02 · arr audit
The "$10M ARR" doesn't reconcile — by their own numbers.
"approaching $10M ARR" · "$1M/week, approaching $10M" polsia.com marketing · 2026-05-22
A · What the “$10M ARR” is actually made of
The headline $9.70M is five annualized 30-day cashflow buckets (snapshot 2026-05-22): subscriptions $4.64M (47.8%), one-off packs $1.97M (20.3%), ad-spend pass-through $1.93M (19.9%), 1-hour “boosts” $0.80M (8.2%), user-company payments $0.36M (3.7%). ~20% of their “ARR” is literally ad spend — money flowing through for ad buys, annualized as revenue. Only the subscription slice (~$4.6M) is recurring revenue at all — and even that isn't durable or profitable: it churns ~48%/month (so it doesn't actually recur a year out — real ARR ≈ $0, above), and AI compute alone eats ~57% of every subscription dollar (§02-D). The ~$4.6M is not a profitable recurring business; it's a number that evaporates and loses money on the way.
The $9.70M “ARR” = 5 annualized 30-day cashflow buckets. ~20% is ad spend.
reproduce — public, no auth (snapshot 2026-05-22) copy curl -s https://polsia.com/api/public/live/dashboard | jq '.stats.arr_usd' # "9702733" = (subscription + instant_packs + ad_spend + boosts + user_company over 30d) × 12 — ~20% is ad spend
B · The "$1M a week" lasted about a week
Their own arrHistory peaked at +$894K the week ending May 14, then +$347K the next — a 61% drop.
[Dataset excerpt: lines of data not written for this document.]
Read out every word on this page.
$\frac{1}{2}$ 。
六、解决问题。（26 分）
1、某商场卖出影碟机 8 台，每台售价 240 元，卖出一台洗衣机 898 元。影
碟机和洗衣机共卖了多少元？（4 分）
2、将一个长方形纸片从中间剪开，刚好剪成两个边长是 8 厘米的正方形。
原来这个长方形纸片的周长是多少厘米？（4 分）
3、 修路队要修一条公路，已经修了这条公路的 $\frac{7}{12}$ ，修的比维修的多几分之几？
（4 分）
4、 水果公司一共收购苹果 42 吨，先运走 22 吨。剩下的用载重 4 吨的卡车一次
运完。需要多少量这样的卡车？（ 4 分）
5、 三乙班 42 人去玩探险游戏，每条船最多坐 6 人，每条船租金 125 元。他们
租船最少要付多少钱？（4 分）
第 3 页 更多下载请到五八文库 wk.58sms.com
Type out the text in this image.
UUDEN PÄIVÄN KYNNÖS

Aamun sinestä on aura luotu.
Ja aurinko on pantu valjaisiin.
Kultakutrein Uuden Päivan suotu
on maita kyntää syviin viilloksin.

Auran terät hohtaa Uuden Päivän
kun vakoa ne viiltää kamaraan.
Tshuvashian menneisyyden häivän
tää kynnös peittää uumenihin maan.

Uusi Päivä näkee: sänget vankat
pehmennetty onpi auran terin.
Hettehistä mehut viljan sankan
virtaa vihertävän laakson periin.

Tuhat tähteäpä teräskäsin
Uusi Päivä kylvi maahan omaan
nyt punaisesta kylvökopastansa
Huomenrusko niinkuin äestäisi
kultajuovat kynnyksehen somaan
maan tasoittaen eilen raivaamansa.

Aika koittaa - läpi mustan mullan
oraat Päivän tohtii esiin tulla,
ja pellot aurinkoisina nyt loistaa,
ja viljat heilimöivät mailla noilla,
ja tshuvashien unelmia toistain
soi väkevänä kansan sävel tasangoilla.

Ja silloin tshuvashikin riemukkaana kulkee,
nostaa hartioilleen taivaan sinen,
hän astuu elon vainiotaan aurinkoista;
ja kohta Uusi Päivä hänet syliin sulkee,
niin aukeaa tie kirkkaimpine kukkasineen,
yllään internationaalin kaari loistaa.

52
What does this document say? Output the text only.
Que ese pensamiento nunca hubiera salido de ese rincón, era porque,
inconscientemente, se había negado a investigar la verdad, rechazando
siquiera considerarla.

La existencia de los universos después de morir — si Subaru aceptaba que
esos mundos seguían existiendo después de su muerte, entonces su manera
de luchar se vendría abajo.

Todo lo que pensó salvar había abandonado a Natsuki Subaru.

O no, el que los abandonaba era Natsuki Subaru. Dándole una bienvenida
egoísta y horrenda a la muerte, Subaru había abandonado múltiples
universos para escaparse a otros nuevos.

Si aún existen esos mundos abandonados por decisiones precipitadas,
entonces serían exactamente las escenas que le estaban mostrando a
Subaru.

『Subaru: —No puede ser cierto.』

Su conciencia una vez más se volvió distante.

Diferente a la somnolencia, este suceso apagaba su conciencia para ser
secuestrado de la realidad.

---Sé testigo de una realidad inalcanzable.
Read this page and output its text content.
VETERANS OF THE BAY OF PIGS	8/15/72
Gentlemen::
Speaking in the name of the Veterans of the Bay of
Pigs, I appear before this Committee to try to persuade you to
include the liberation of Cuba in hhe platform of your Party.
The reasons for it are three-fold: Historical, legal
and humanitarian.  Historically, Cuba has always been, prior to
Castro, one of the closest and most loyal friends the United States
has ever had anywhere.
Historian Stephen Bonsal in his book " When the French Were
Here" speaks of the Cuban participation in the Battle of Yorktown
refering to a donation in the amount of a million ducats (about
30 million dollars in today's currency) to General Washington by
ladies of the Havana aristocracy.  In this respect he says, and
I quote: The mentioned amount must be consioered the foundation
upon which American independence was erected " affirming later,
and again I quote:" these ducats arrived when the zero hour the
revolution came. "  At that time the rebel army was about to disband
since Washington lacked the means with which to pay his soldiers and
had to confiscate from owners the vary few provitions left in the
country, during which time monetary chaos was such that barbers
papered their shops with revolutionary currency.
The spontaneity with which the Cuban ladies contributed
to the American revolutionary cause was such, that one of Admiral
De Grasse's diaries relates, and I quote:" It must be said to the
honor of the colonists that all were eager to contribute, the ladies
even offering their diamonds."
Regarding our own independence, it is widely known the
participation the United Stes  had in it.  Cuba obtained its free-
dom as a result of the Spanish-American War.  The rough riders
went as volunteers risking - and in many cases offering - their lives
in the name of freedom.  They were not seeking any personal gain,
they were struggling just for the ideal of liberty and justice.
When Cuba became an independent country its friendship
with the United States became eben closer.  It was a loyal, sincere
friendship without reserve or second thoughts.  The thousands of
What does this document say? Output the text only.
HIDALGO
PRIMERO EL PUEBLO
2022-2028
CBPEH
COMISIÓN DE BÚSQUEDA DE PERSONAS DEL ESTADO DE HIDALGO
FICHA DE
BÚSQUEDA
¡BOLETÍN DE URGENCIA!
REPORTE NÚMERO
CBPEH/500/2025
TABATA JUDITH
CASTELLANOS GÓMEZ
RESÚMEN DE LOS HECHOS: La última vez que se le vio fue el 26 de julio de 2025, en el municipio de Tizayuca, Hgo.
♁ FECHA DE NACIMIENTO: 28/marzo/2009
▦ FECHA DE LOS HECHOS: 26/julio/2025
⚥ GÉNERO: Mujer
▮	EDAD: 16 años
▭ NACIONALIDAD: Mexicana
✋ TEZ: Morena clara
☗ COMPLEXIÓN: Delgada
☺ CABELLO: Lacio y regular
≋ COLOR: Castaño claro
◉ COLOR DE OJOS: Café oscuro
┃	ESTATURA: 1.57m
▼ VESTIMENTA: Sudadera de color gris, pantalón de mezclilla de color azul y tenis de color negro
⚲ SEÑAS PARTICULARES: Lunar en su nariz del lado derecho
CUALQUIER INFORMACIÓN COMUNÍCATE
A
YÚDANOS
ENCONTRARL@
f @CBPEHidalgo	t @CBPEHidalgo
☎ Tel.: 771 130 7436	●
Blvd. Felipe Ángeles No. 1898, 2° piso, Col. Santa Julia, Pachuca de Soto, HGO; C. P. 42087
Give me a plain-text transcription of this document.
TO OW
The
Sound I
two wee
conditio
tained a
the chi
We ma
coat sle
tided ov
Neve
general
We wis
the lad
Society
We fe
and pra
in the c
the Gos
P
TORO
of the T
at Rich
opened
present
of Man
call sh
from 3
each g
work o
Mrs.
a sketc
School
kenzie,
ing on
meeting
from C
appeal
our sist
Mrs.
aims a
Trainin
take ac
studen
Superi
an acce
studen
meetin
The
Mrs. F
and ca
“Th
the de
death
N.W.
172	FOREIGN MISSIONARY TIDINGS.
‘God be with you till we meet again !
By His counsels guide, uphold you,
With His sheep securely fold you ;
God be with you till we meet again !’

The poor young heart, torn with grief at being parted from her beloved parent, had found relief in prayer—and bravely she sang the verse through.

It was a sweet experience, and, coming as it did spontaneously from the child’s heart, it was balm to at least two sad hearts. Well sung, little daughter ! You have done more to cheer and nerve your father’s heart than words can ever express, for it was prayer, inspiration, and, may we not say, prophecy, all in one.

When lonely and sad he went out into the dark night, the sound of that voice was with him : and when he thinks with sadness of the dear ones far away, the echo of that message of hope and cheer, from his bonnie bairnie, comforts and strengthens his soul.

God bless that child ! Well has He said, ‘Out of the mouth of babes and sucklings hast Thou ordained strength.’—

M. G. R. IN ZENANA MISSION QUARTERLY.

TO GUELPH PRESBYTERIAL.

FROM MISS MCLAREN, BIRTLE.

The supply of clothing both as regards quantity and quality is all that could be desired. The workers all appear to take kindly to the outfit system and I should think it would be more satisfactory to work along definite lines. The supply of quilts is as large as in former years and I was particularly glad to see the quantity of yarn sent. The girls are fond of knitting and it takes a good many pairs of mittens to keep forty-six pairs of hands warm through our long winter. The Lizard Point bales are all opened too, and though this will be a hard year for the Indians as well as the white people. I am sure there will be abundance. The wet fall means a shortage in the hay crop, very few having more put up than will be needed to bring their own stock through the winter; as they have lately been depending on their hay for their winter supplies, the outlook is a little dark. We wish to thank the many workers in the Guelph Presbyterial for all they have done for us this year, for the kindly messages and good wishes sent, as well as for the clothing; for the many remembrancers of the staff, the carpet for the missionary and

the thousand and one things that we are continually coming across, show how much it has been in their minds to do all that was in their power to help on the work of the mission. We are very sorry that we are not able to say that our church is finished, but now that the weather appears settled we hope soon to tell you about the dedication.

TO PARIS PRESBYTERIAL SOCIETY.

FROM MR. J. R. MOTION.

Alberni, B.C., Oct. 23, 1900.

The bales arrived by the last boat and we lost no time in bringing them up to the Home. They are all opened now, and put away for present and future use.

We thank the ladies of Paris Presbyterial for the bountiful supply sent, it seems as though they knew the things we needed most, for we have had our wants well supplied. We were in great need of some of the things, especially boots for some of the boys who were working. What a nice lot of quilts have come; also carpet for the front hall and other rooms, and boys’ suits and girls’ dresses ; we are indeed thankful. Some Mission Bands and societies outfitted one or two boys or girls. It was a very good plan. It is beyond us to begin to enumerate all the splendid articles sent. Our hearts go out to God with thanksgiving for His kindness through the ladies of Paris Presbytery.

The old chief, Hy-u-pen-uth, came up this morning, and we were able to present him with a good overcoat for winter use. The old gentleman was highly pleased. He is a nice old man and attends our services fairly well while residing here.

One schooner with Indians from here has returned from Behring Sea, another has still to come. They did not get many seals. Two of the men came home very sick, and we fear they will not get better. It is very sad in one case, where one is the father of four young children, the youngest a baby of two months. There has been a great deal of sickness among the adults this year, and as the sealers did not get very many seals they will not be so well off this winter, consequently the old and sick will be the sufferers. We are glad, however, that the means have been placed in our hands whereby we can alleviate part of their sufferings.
Live, the trailing-7-day add is +$282K and still falling. Decelerating, not accelerating; and the near-monotonic curve despite their own ~48% monthly churn is what cumulative gross-flow looks like, not net recurring ARR.
Weekly ARR adds: +$894K peak → +$347K (−61%). Still falling — +$282K in the last 7 days.